On normative tests, an individual’s scores are compared with the scores of others, so that you can make statements like “ A scores better on numerical reasoning than 50% of UK male anaesthetists “ or “ B’s personality profile is similar to that of successful product managers in fast moving consumer goods companies.” See also IPSATIVE




Norms are what you compare an individuals scores with when they take a normative test. They comprise tables  which enable you to turn an individual’s RAW SCORES into STANDARD SCORES which can then be compared with other people’s performance.


Norms are created when a large sample of individuals is asked to fill in a test and then their scores are analysed.


There are guidelines for the minimum number of people that should take a test to create norms in order for the test to be VALID. In fact this number varies considerably from many thousands for educational tests to a few tens for tests of clinical mental states.


What sorts of norm groups a manual contains tells you a lot about whether a test is relevant to your purpose.


A test may report general population norms, for instance. It has been tried out with a sample of people that reflects the make up of the UK population in terms of gender, age, ethnic origins, geographical area. It may offer specific norms ( successful accountants or aircraft maintenance staff or directors ). Expert test users can create their own norms relating to a particular defined group or within an organisation though there are some technical problems around interpreting scores based on very specific tightly defined norm groups that users should be aware of.


You should look at the description of the norm groups for any test to check you’re comparing it with a relevant sample.

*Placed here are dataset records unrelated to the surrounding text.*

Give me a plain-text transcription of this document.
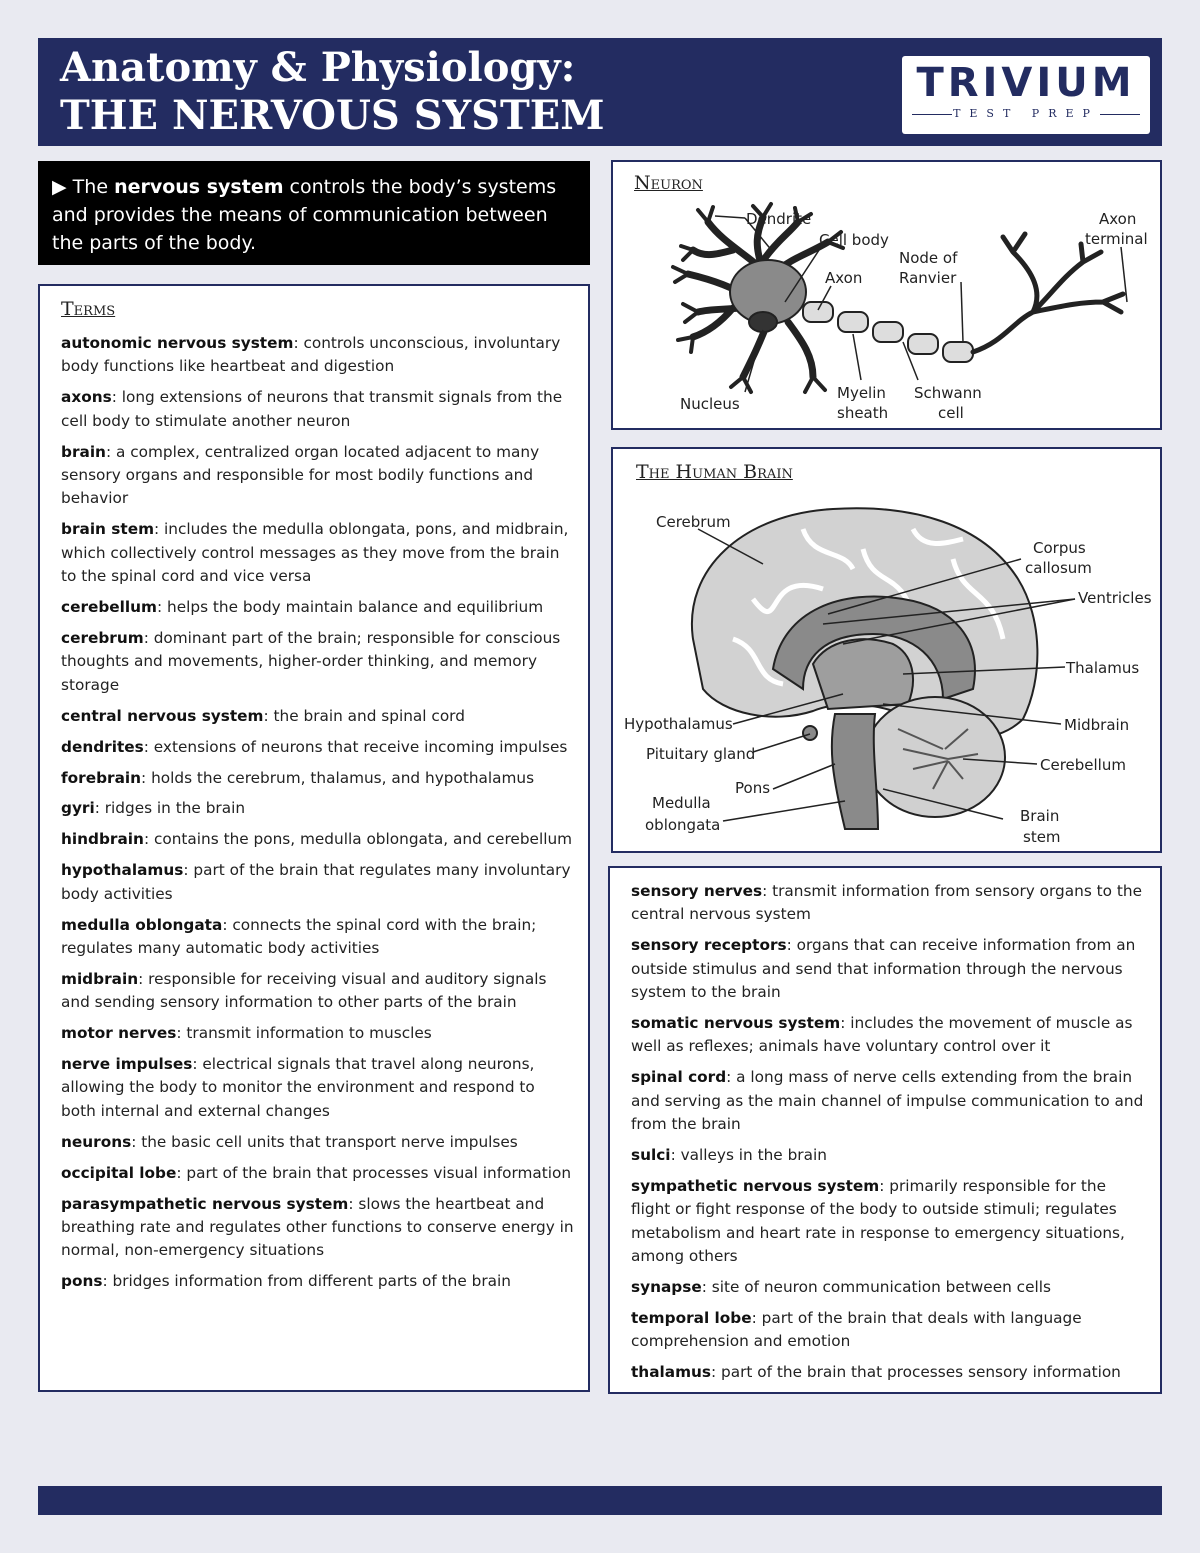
Anatomy & Physiology:
THE NERVOUS SYSTEM
TRIVIUM
TEST PREP
▶ The nervous system controls the body’s systems and provides the means of communication between the parts of the body.
Terms
autonomic nervous system: controls unconscious, involuntary body functions like heartbeat and digestion
axons: long extensions of neurons that transmit signals from the cell body to stimulate another neuron
brain: a complex, centralized organ located adjacent to many sensory organs and responsible for most bodily functions and behavior
brain stem: includes the medulla oblongata, pons, and midbrain, which collectively control messages as they move from the brain to the spinal cord and vice versa
cerebellum: helps the body maintain balance and equilibrium
cerebrum: dominant part of the brain; responsible for conscious thoughts and movements, higher-order thinking, and memory storage
central nervous system: the brain and spinal cord
dendrites: extensions of neurons that receive incoming impulses
forebrain: holds the cerebrum, thalamus, and hypothalamus
gyri: ridges in the brain
hindbrain: contains the pons, medulla oblongata, and cerebellum
hypothalamus: part of the brain that regulates many involuntary body activities
medulla oblongata: connects the spinal cord with the brain; regulates many automatic body activities
midbrain: responsible for receiving visual and auditory signals and sending sensory information to other parts of the brain
motor nerves: transmit information to muscles
nerve impulses: electrical signals that travel along neurons, allowing the body to monitor the environment and respond to both internal and external changes
neurons: the basic cell units that transport nerve impulses
occipital lobe: part of the brain that processes visual information
parasympathetic nervous system: slows the heartbeat and breathing rate and regulates other functions to conserve energy in normal, non-emergency situations
pons: bridges information from different parts of the brain
Neuron
Dendrite
Cell body
Axon
Node of
Ranvier
Axon
terminal
Nucleus
Myelin
sheath
Schwann
cell
The Human Brain
Cerebrum
Corpus
callosum
Ventricles
Thalamus
Hypothalamus	Midbrain
Pituitary gland
Cerebellum
Pons
Medulla
oblongata	Brain
stem
sensory nerves: transmit information from sensory organs to the central nervous system
sensory receptors: organs that can receive information from an outside stimulus and send that information through the nervous system to the brain
somatic nervous system: includes the movement of muscle as well as reflexes; animals have voluntary control over it
spinal cord: a long mass of nerve cells extending from the brain and serving as the main channel of impulse communication to and from the brain
sulci: valleys in the brain
sympathetic nervous system: primarily responsible for the flight or fight response of the body to outside stimuli; regulates metabolism and heart rate in response to emergency situations, among others
synapse: site of neuron communication between cells
temporal lobe: part of the brain that deals with language comprehension and emotion
thalamus: part of the brain that processes sensory information
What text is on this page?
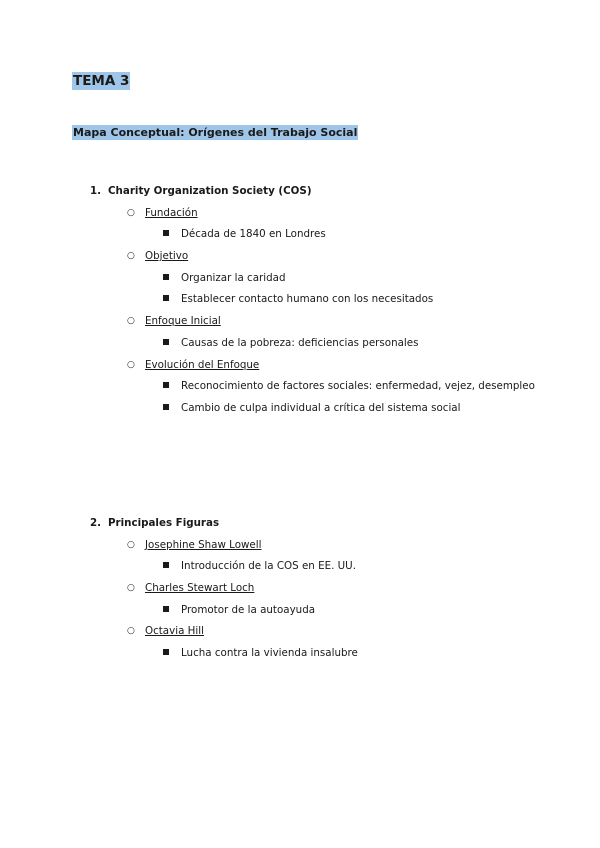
TEMA 3
Mapa Conceptual: Orígenes del Trabajo Social
1. Charity Organization Society (COS)
○ Fundación
Década de 1840 en Londres
○ Objetivo
Organizar la caridad
Establecer contacto humano con los necesitados
○ Enfoque Inicial
Causas de la pobreza: deficiencias personales
○ Evolución del Enfoque
Reconocimiento de factores sociales: enfermedad, vejez, desempleo
Cambio de culpa individual a crítica del sistema social
2. Principales Figuras
○ Josephine Shaw Lowell
Introducción de la COS en EE. UU.
○ Charles Stewart Loch
Promotor de la autoayuda
○ Octavia Hill
Lucha contra la vivienda insalubre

Norm groups go out of date as jobs, training, education, society and the language in which ITEMS are written change. It’s easier to update norms on the internet than it is in printed versions of tests, where publishers often offer NORM SUPPLEMENTS; data gathered after the test was published but not yet integrated into the main manual.

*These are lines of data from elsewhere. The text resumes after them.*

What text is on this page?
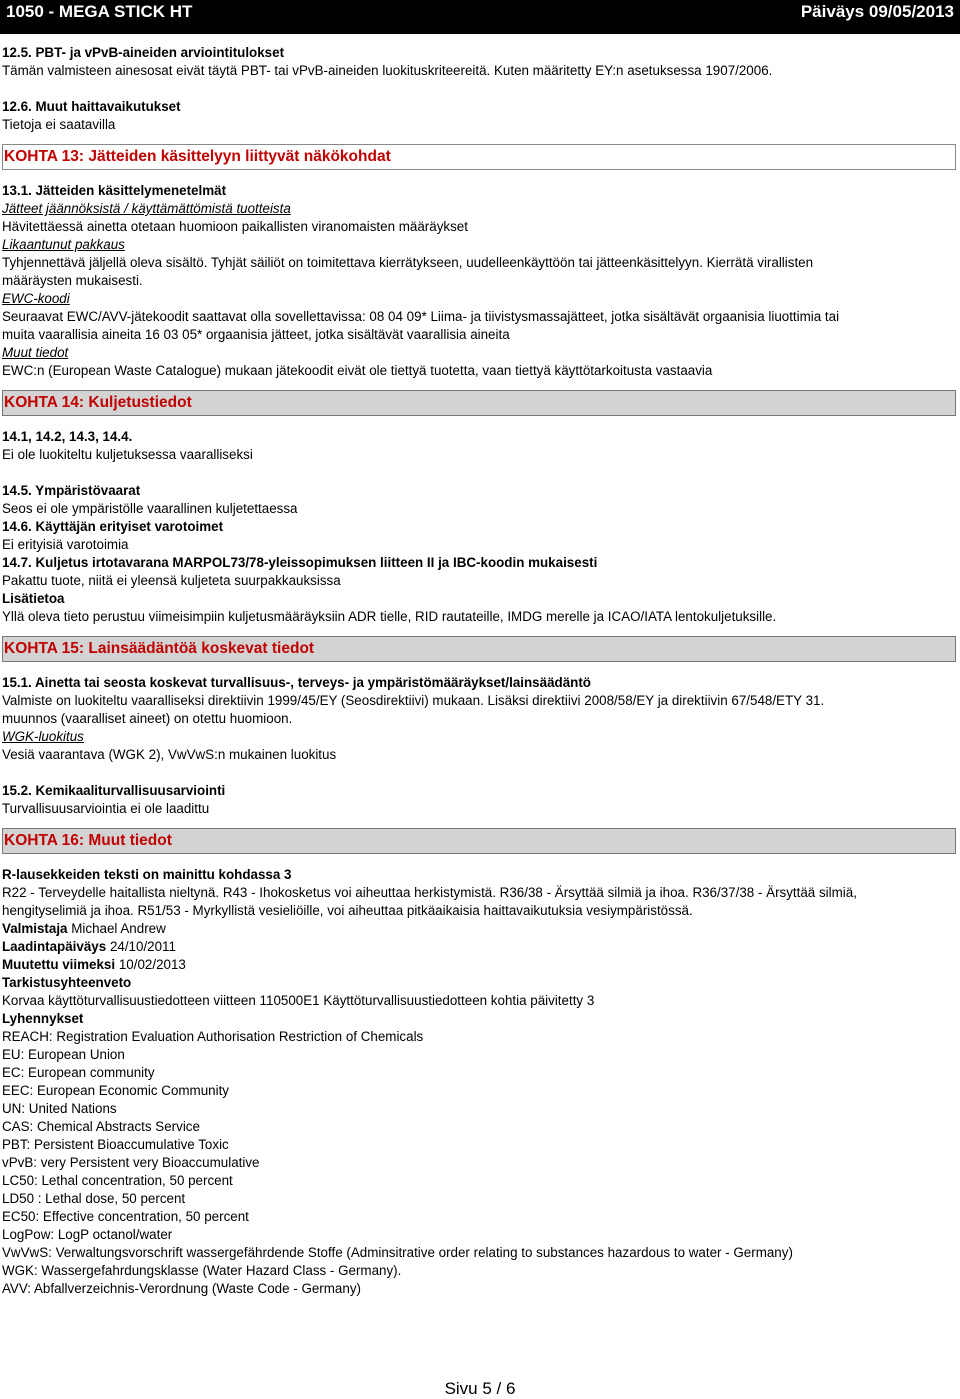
1050 - MEGA STICK HT	Päiväys 09/05/2013
12.5. PBT- ja vPvB-aineiden arviointitulokset
Tämän valmisteen ainesosat eivät täytä PBT- tai vPvB-aineiden luokituskriteereitä. Kuten määritetty EY:n asetuksessa 1907/2006.
12.6. Muut haittavaikutukset
Tietoja ei saatavilla
KOHTA 13: Jätteiden käsittelyyn liittyvät näkökohdat
13.1. Jätteiden käsittelymenetelmät
Jätteet jäännöksistä / käyttämättömistä tuotteista
Hävitettäessä ainetta otetaan huomioon paikallisten viranomaisten määräykset
Likaantunut pakkaus
Tyhjennettävä jäljellä oleva sisältö. Tyhjät säiliöt on toimitettava kierrätykseen, uudelleenkäyttöön tai jätteenkäsittelyyn. Kierrätä virallisten
määräysten mukaisesti.
EWC-koodi
Seuraavat EWC/AVV-jätekoodit saattavat olla sovellettavissa: 08 04 09* Liima- ja tiivistysmassajätteet, jotka sisältävät orgaanisia liuottimia tai
muita vaarallisia aineita 16 03 05* orgaanisia jätteet, jotka sisältävät vaarallisia aineita
Muut tiedot
EWC:n (European Waste Catalogue) mukaan jätekoodit eivät ole tiettyä tuotetta, vaan tiettyä käyttötarkoitusta vastaavia
KOHTA 14: Kuljetustiedot
14.1, 14.2, 14.3, 14.4.
Ei ole luokiteltu kuljetuksessa vaaralliseksi
14.5. Ympäristövaarat
Seos ei ole ympäristölle vaarallinen kuljetettaessa
14.6. Käyttäjän erityiset varotoimet
Ei erityisiä varotoimia
14.7. Kuljetus irtotavarana MARPOL73/78-yleissopimuksen liitteen II ja IBC-koodin mukaisesti
Pakattu tuote, niitä ei yleensä kuljeteta suurpakkauksissa
Lisätietoa
Yllä oleva tieto perustuu viimeisimpiin kuljetusmääräyksiin ADR tielle, RID rautateille, IMDG merelle ja ICAO/IATA lentokuljetuksille.
KOHTA 15: Lainsäädäntöä koskevat tiedot
15.1. Ainetta tai seosta koskevat turvallisuus-, terveys- ja ympäristömääräykset/lainsäädäntö
Valmiste on luokiteltu vaaralliseksi direktiivin 1999/45/EY (Seosdirektiivi) mukaan. Lisäksi direktiivi 2008/58/EY ja direktiivin 67/548/ETY 31.
muunnos (vaaralliset aineet) on otettu huomioon.
WGK-luokitus
Vesiä vaarantava (WGK 2), VwVwS:n mukainen luokitus
15.2. Kemikaaliturvallisuusarviointi
Turvallisuusarviointia ei ole laadittu
KOHTA 16: Muut tiedot
R-lausekkeiden teksti on mainittu kohdassa 3
R22 - Terveydelle haitallista nieltynä. R43 - Ihokosketus voi aiheuttaa herkistymistä. R36/38 - Ärsyttää silmiä ja ihoa. R36/37/38 - Ärsyttää silmiä,
hengityselimiä ja ihoa. R51/53 - Myrkyllistä vesieliöille, voi aiheuttaa pitkäaikaisia haittavaikutuksia vesiympäristössä.
Valmistaja Michael Andrew
Laadintapäiväys 24/10/2011
Muutettu viimeksi 10/02/2013
Tarkistusyhteenveto
Korvaa käyttöturvallisuustiedotteen viitteen 110500E1 Käyttöturvallisuustiedotteen kohtia päivitetty 3
Lyhennykset
REACH: Registration Evaluation Authorisation Restriction of Chemicals
EU: European Union
EC: European community
EEC: European Economic Community
UN: United Nations
CAS: Chemical Abstracts Service
PBT: Persistent Bioaccumulative Toxic
vPvB: very Persistent very Bioaccumulative
LC50: Lethal concentration, 50 percent
LD50 : Lethal dose, 50 percent
EC50: Effective concentration, 50 percent
LogPow: LogP octanol/water
VwVwS: Verwaltungsvorschrift wassergefährdende Stoffe (Adminsitrative order relating to substances hazardous to water - Germany)
WGK: Wassergefahrdungsklasse (Water Hazard Class - Germany).
AVV: Abfallverzeichnis-Verordnung (Waste Code - Germany)
Sivu 5 / 6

Converting RAW SCORES into STANDARDISED SCORES used to be a complicated, eye-straining and mistake ridden task using tables in the back of a manual. Computer systems do this matching and conversion process for us, nowadays.






In a MULTIPLE CHOICE  test you chose your answer or reaction from a number of options offered to you. Open Ended Format tests don’t offer options: you provide your own responses. Exams which demand essays are open format assessments. So are tests which present you with a stimulus ( a picture for instance ) which you have to react to spontaneously.




Human beings seem to place greater reliance on numbers than words. This brings dangers of over-interpretation.


If someone scores 6 on a test and someone else scores 7 we tend to see the difference as significant. We a difference in numbers as somehow more precise than the difference between the words “more” and “ less”.


Good psychometric tests use STANDARD SCORES, the NORMAL CURVE OF DISTRIBUTION, STANDARD OF ERROR OF MEASUREMENT and a range of sophisticated statistical techniques to highlight how much reliance you can put on the numbers testing produces.


This might seem a waste of time, given that you’re using tests to make important and often urgent decisions. Put this characteristic of testing another way and it becomes clearer why it’s a real benefit. Testing highlights what is significant about a person and prevents you from over-interpreting insignificant details.


Dealing with people is a complex business and anything that can help us focus on key issues will, in the end, help us make better decisions.


The issue of Over-Interpretation highlights another point. Since tests use numbers there’s a tendency to over-rely on them. Thomas International stresses that tests should never be used on their own. They provide very rich information on specific areas of human functioning but you need to use them with other techniques to get the rounded information you require to make a crucial decision.